Envío confidencial, sello personal.
Mi querido Dyan:
La vida aquí, en el palacio, se ha tornado más gris. No sabría decir con exactitud qué ha cambiado, pero Eleanor ya no es la misma. Antes supuraba rabia, se encendía con la menor chispa; ahora, la encuentro suspirando por los pasillos, o sentada sola en la sala de música, mirando el piano, la flauta… sin tocarlos. Solo permanece en la penumbra, cuando cree que nadie la observa. Me duele verla así, pero sospecho que algo que le escribiste ha provocado este giro. Y aunque no sé si fue para bien o para mal, debo confesarte que la prefiero así: melancólica antes que furiosa, callada antes que desbordada. Durante semanas fue un tornado cruzando los corredores.

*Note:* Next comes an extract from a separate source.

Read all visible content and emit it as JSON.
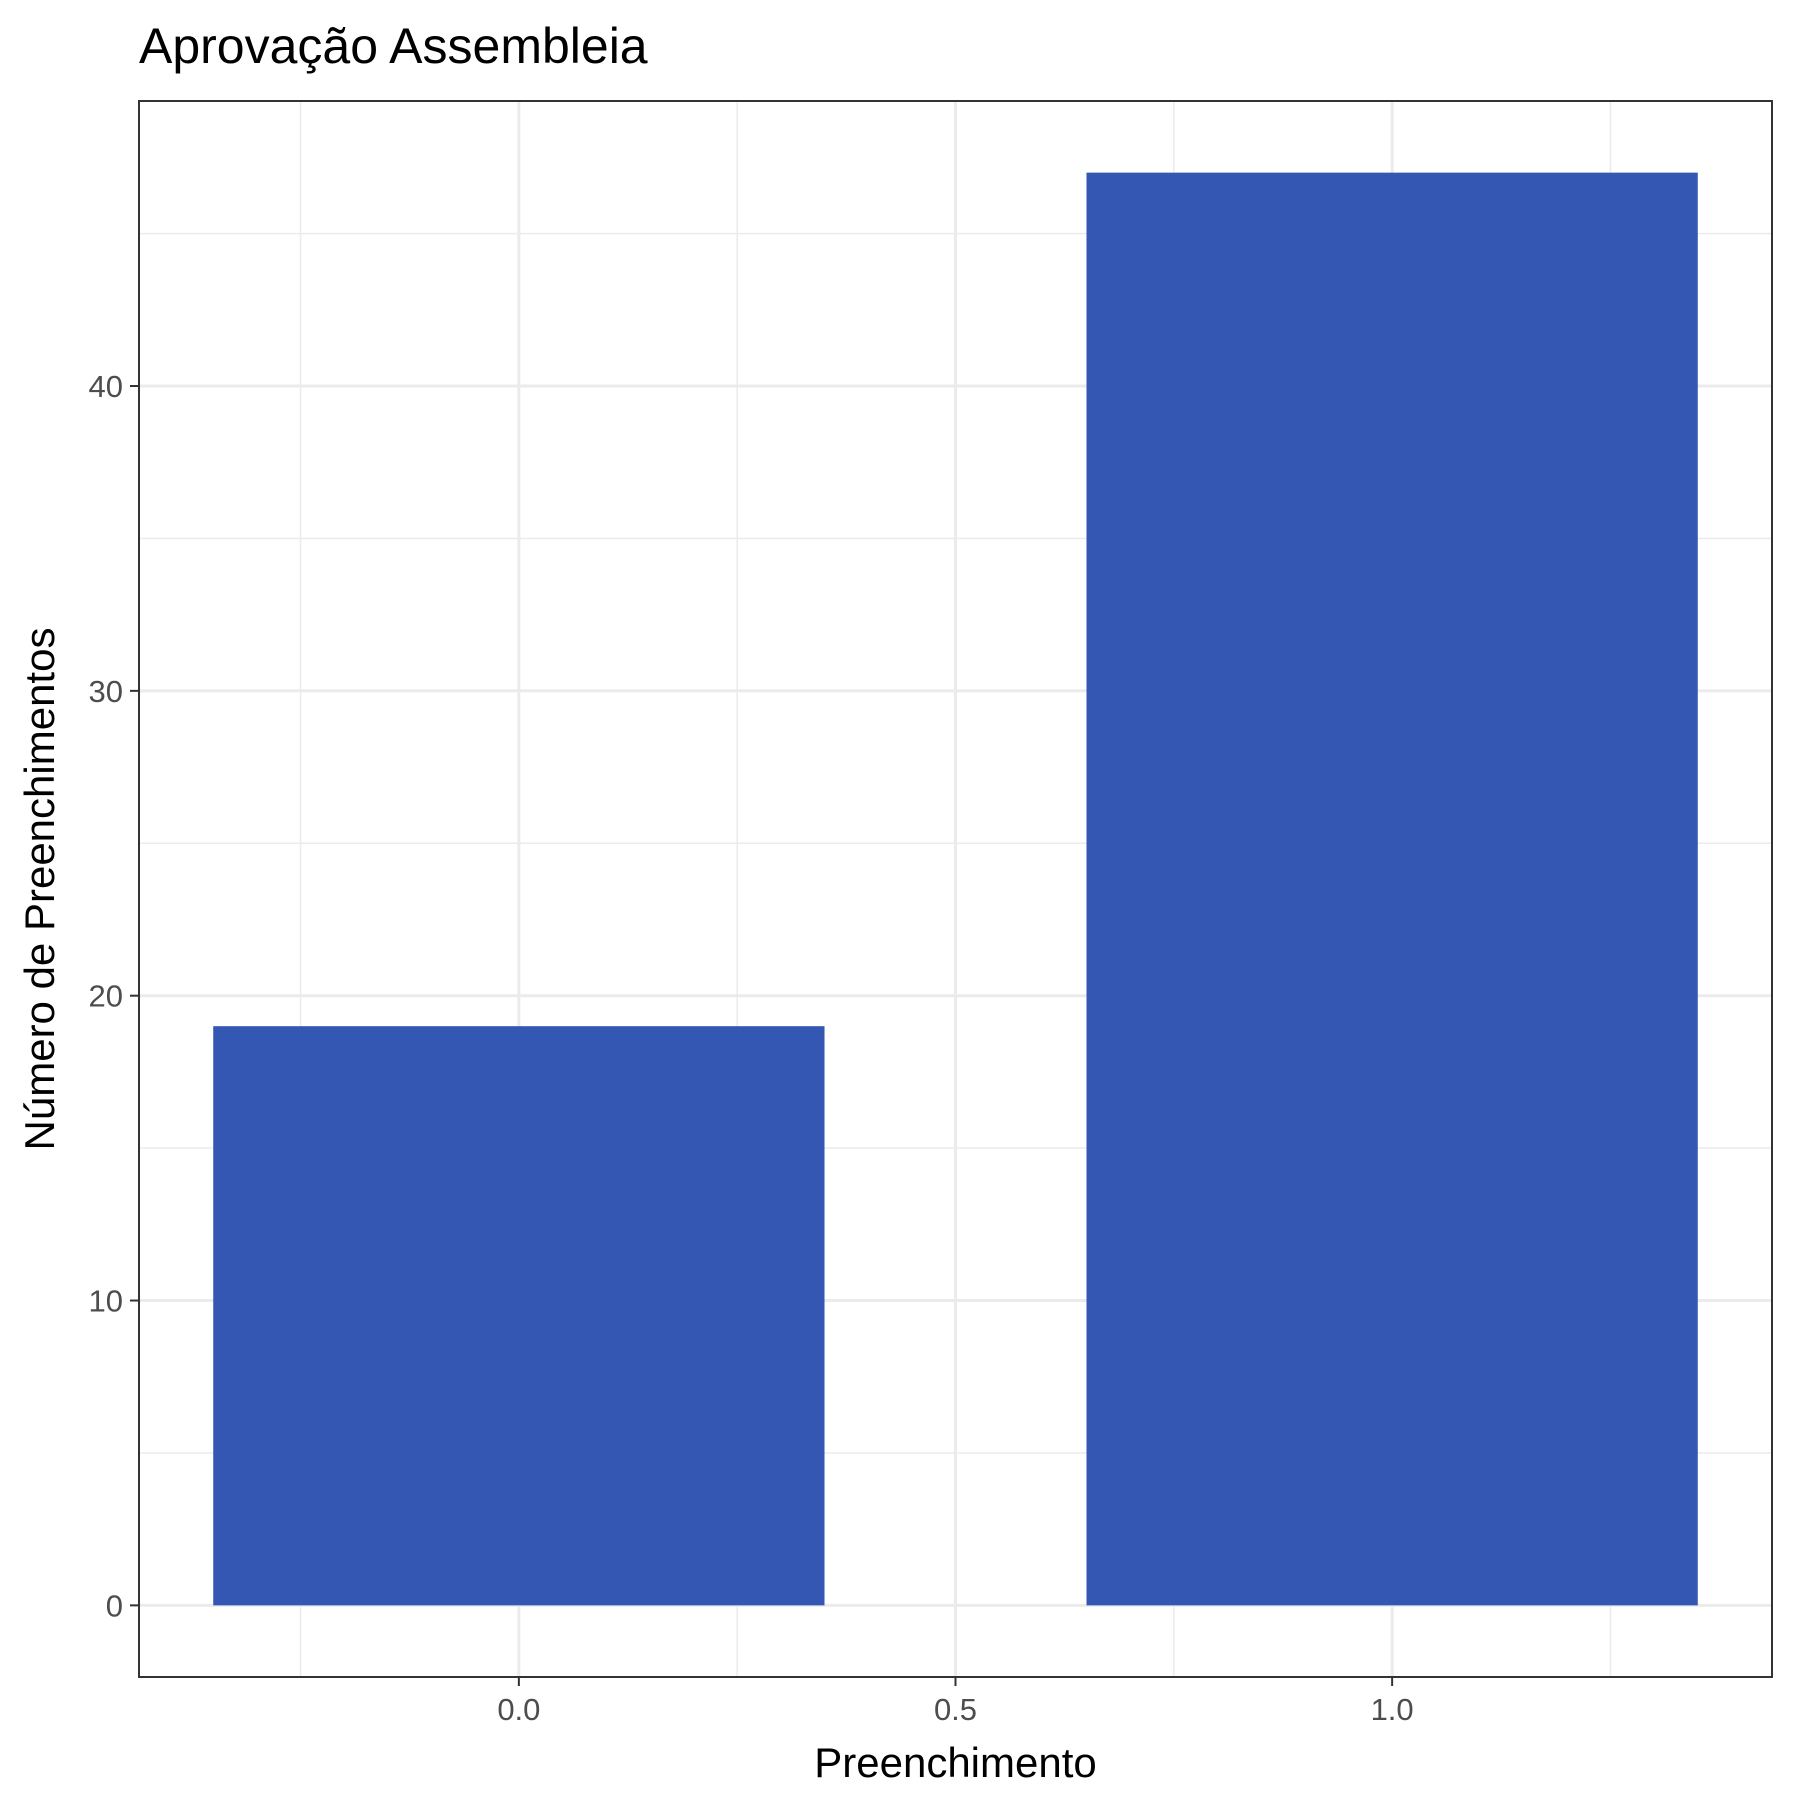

No te escribo únicamente para informarte del estado de mi hija —aunque sé que, de algún modo, aún te importa—, sino porque ignoro si las numerosas cartas que le envías siguen siendo respondidas, y si las que ella redacta llegan a tus manos… o si, como suele hacer últimamente, las escribe solo para romperlas después.
Quisiera decirte que yo estoy mejor, pero la verdad es que mi cuerpo pesa más cada día. Las noches se me hacen eternas cuando el efecto de las hierbas que me dejaste comienza a desvanecerse. No te escribo para alarmarte, Dyan, sino porque no quiero mentirte. Tú mejor que nadie sabes cuántos años de más me has regalado, y aunque los doctores del palacio me dieron por muerta hace tiempo, yo ya había hecho las paces con ese final. Aun así… como bien sabes, me habría gustado ver a mi hija hallar algo parecido a la plenitud.
No quiero sonar fatalista. Solo siento que el letargo se posa más hondo en mí, como un manto suave y persistente. Eres mi mago, sí, pero también mi amigo más querido. Pensé que te gustaría saberlo, porque si bien no podemos robarle años al destino, aún me queda la esperanza de que sean los suficientes para partir en calma.
Perdóname este tono apagado. A veces también yo me siento gris. Te extraño más de lo que admito en voz alta, no por mis dolencias —que también—, sino porque nuestras charlas al atardecer, los paseos entre los jardines y esos tés improvisados llenaban mi corazón más de lo que pensé posible. Ahora, la soledad me alcanza con una frecuencia cruel.
Aun con todo esto, me alegra saber que estás buscando tu camino. Ya te lo dije alguna vez: me habría encantado verte con Eleanor, pero si no fue posible, que al menos tu búsqueda de felicidad te lleve lejos de este nido lleno de sombras. Me alegro por ti. Y, en parte, también me duele, porque como ella… yo tampoco supe hallarla del todo.
Ven a verme pronto. Dos meses han sido más de lo que mi terquedad podía soportar. No sé si mi paciencia aguante otros cuatro.
Con el corazón más blando de lo que quisiera admitir, se despide tu amiga,
Silvania Willfrost
Reina emérita y tu cómplice de tantas tardes.